Amendments to the Workplace Safety and Insurance Act, 1997 allowing benefit claims for chronic mental stress and a Policy providing entitlement guidelines came into force on January 1, 2018. The Policy applies to all accidents on or after January 1, 2018, and claims identified in the Policy’s “transitional provisions.” Benefits for chronic mental stress will be available if it is caused by a substantial work-related stressor arising out of and in the course of the worker’s employment.
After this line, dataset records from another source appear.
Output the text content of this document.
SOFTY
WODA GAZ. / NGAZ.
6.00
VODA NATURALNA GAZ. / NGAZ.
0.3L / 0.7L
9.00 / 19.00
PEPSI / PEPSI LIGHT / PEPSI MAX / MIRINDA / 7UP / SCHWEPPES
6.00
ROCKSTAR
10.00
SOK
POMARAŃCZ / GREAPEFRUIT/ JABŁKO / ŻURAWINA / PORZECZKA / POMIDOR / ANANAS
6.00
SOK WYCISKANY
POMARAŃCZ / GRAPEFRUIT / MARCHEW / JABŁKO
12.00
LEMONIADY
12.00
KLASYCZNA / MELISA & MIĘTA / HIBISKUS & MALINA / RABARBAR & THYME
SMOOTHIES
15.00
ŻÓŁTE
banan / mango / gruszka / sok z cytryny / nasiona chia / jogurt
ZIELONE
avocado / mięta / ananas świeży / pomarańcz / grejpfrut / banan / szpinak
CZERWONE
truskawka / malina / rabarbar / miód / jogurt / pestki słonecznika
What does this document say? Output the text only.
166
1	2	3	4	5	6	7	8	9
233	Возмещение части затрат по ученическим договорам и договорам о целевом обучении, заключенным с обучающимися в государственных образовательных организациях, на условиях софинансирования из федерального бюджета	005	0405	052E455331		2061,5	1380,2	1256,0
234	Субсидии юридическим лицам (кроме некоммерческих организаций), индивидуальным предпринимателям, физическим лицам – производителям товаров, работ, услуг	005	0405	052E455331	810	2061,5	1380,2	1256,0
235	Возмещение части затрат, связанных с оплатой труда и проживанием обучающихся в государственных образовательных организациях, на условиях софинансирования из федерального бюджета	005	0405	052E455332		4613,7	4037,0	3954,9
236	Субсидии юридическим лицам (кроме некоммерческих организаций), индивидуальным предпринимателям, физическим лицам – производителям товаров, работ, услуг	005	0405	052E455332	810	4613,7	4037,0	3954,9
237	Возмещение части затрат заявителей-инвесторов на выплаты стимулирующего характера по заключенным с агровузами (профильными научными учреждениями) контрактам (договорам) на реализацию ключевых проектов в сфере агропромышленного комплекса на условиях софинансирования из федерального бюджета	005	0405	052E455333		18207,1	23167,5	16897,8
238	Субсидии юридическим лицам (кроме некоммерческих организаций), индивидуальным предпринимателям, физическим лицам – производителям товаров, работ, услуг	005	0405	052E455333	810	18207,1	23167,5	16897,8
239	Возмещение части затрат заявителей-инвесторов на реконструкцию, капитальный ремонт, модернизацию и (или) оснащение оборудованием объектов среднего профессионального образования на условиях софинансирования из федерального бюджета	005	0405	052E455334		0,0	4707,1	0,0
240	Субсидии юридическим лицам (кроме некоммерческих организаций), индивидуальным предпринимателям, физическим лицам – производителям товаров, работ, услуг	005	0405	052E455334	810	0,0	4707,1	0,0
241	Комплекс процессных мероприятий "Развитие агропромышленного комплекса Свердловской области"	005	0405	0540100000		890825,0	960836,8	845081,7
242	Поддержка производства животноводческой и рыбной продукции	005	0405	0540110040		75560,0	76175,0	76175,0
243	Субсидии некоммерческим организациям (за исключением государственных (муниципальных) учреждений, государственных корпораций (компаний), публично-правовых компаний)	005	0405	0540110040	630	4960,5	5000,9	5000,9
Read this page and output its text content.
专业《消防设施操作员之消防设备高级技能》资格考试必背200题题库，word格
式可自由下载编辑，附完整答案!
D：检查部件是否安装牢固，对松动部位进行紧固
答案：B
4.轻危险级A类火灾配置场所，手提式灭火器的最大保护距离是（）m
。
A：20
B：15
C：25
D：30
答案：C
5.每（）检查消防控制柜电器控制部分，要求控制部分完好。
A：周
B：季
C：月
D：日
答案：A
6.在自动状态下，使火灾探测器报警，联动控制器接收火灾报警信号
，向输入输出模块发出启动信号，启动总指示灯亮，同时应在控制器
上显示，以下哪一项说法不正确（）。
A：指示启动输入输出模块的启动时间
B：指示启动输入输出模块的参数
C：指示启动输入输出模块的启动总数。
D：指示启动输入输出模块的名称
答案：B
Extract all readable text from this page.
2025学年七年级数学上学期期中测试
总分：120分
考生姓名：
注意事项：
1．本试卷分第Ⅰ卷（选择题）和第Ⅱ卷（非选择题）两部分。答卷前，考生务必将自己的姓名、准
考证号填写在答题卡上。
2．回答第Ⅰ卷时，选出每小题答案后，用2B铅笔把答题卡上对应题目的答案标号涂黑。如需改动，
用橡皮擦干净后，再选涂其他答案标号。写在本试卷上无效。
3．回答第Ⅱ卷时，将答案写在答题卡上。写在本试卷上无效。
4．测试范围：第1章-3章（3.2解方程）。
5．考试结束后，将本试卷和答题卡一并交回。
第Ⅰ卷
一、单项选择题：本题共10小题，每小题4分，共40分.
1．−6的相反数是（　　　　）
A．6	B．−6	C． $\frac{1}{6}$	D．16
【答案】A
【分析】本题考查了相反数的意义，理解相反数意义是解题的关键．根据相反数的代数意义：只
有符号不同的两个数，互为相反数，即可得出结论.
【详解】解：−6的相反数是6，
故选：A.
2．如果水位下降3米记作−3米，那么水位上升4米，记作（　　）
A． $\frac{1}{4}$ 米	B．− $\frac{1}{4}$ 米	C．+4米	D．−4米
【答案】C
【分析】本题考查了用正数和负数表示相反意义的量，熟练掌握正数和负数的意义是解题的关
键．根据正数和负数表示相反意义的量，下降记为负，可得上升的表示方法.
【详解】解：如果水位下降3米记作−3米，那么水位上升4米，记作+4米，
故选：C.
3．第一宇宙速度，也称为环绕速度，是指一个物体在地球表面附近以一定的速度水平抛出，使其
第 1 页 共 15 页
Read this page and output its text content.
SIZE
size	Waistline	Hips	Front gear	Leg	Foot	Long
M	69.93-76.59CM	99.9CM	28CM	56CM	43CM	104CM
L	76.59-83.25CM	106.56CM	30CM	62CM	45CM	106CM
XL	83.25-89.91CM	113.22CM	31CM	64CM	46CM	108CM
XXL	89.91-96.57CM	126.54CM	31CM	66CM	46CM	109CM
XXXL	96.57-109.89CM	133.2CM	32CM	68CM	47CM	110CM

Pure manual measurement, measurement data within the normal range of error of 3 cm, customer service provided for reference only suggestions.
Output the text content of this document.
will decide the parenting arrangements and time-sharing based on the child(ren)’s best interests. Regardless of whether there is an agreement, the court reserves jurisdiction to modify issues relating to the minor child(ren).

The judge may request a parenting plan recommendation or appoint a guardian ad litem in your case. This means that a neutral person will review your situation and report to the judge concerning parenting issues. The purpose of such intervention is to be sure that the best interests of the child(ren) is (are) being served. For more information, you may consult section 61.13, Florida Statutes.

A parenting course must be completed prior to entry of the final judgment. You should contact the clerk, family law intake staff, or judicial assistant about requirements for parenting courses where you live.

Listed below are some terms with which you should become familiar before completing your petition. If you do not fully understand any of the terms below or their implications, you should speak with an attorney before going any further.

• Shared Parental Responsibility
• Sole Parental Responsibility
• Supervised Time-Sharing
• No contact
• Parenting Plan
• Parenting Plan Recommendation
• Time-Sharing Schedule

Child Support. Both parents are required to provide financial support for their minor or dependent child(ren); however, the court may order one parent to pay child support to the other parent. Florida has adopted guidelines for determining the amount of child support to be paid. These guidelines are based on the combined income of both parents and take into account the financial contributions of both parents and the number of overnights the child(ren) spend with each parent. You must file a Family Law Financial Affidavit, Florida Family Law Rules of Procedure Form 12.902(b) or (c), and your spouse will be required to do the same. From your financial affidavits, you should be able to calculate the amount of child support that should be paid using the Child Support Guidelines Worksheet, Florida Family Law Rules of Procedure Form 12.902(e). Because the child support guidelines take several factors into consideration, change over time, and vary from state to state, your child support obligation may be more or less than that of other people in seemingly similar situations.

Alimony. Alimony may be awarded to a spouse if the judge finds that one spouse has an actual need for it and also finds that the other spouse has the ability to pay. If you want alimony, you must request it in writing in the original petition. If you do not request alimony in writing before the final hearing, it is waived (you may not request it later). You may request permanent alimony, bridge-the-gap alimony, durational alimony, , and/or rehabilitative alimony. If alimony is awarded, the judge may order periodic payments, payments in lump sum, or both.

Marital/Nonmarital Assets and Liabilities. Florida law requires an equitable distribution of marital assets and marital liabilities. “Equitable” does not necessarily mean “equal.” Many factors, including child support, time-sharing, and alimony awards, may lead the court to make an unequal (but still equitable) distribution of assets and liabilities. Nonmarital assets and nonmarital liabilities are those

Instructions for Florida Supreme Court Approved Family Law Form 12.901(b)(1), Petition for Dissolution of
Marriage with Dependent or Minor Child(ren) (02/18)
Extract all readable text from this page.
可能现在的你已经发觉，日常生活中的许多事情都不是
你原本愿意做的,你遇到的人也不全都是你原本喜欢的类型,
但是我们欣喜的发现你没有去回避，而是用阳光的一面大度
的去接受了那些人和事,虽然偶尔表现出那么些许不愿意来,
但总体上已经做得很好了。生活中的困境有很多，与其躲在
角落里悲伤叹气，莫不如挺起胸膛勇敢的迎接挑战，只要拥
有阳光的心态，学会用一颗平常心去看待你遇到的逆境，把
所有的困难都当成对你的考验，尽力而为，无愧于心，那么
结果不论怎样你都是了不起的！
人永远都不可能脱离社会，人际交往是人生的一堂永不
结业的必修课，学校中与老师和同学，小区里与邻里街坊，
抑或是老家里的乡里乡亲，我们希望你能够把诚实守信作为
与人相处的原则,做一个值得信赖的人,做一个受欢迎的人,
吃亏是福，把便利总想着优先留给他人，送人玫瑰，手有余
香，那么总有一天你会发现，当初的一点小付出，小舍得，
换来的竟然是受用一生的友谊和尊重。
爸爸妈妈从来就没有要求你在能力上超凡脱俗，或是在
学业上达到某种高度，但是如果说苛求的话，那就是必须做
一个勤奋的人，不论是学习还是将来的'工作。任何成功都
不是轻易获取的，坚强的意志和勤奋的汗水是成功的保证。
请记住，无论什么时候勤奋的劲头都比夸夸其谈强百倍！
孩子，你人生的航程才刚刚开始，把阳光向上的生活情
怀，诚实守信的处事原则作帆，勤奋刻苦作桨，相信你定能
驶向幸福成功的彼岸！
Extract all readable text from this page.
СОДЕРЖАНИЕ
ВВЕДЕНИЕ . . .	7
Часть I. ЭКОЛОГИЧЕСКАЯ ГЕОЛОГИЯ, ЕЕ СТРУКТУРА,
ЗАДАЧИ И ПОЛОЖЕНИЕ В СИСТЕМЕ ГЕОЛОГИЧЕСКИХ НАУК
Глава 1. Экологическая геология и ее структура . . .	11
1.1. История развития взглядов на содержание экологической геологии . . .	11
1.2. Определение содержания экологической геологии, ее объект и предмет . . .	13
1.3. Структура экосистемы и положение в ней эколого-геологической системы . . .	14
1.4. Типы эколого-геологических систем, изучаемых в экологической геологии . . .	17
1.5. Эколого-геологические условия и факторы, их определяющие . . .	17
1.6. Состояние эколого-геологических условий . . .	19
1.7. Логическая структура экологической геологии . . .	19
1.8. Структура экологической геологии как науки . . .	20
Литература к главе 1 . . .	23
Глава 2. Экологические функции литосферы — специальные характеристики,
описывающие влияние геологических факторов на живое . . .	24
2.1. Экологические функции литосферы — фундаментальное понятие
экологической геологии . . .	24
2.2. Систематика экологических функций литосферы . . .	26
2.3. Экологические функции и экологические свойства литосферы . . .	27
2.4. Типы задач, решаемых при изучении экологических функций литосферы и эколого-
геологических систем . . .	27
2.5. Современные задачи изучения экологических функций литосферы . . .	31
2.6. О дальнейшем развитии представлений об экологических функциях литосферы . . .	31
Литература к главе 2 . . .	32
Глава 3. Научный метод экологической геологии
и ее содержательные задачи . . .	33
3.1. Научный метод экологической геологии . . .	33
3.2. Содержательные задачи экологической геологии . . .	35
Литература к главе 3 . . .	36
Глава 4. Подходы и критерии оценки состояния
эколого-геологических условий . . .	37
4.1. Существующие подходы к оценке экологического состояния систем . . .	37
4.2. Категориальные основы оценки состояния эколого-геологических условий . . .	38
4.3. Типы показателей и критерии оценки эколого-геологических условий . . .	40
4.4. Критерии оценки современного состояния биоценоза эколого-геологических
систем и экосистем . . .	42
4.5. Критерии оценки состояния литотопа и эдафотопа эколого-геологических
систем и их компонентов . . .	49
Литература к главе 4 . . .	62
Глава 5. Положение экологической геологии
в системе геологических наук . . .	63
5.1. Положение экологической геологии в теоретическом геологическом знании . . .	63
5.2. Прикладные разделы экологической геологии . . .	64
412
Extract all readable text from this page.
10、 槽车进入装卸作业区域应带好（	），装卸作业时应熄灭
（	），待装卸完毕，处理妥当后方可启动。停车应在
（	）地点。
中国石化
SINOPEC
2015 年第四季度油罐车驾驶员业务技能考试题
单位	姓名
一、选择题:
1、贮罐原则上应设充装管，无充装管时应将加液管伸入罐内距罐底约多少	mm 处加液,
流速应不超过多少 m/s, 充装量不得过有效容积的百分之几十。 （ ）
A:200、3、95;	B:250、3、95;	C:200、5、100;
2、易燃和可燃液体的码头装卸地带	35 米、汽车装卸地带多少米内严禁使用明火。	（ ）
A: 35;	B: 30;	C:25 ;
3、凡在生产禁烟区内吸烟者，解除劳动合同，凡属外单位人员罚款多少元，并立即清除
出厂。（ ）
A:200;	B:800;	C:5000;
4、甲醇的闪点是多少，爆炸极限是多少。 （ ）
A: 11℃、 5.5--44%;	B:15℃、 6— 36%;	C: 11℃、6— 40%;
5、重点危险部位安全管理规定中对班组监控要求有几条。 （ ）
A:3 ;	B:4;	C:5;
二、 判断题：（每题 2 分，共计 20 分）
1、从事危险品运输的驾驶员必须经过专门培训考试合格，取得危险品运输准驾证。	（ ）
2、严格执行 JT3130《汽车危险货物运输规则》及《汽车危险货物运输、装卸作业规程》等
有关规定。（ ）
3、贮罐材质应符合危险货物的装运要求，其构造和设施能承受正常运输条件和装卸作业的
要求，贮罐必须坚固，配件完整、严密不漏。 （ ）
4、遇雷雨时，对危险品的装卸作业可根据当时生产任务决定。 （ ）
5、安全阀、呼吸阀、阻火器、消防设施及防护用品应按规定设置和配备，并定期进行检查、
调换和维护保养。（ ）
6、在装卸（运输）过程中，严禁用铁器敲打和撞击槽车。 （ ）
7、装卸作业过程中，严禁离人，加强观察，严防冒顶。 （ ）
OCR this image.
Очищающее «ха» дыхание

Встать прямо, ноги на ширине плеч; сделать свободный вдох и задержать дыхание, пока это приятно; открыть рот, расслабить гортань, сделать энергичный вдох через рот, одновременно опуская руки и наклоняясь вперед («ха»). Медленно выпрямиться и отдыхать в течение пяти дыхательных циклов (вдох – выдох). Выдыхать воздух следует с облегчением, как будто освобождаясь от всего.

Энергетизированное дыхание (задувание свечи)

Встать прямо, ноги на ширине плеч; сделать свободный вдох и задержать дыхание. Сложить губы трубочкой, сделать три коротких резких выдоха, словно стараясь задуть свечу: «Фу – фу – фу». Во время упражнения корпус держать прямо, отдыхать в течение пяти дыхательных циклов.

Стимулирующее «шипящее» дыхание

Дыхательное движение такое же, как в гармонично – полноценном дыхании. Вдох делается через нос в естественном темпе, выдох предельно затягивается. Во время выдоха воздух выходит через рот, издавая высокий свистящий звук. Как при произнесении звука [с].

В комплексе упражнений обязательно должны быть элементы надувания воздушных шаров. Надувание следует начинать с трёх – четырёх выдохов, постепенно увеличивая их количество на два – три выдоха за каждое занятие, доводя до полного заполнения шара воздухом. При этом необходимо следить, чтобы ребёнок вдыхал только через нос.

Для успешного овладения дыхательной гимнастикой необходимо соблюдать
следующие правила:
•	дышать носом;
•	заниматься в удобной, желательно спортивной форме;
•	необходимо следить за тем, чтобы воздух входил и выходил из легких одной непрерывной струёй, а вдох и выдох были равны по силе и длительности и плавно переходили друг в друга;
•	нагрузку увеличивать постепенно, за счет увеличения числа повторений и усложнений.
The substantial work-related stressor must be the predominant cause of an appropriate diagnosis made in accordance with the Diagnostic and Statistical Manual of Mental Disorders (DSM) by a qualified regulated health care professional.

The Fair Workplaces, Better Jobs Act, 2017 Became Effective January 1, 2018

New Legislation Enacted

The Fair Workplaces, Better Jobs Act, 2017, which significantly amends Ontario’s labor, employment and occupational law, became effective on January 1, 2018. Employers with operations in Ontario should become familiar with the amendments to monitor and ensure compliance, carefully reviewing independent contractor relationships to avoid new penalties for misclassification, and examining hiring letters, employment contracts, handbooks, plans, policies, procedures, payroll record keeping, and collective agreements to ensure compliance.

Ontario’s Court of Appeal Rules on the Enforceability of Termination Clauses

Precedential Decision by Judiciary or Regulatory Agency

In January 2018, in Nemeth v. Hatch, the Court of Appeal of Ontario confirmed that although it is presumed that on termination an employee is entitled to common law notice, this notice can be displaced when (a) the employment contract provides for minimum entitlements under the Employment Standards Act, 2000 (the ESA), and (b) the parties’ intention to displace common law notice is clearly and unambiguously expressed in the contract. Employers with Canadian employees are highly encouraged to review and update the termination clauses in their agreements with their employees as this will greatly assist in enforcing them upon termination.

Ontario Government Introduces Bill 203, the Pay Transparency Act

Proposed Bill or Initiative

On March 6, 2018, the Ontario government introduced Bill 203, the Pay Transparency Act (PTA). If passed, it will prohibit employers from asking candidates about their compensation history, with few exceptions. It will also require employers to include a range of expected compensation for any publicly advertised job posting, and prepare a pay transparency report, highlighting compensation gaps, if any, based on gender and diversity, to be submitted to the government. The PTA contains anti-reprisal language prohibiting employers from, for example, penalizing employees from making inquiries about compensation or disclosing his or her compensation to another employee.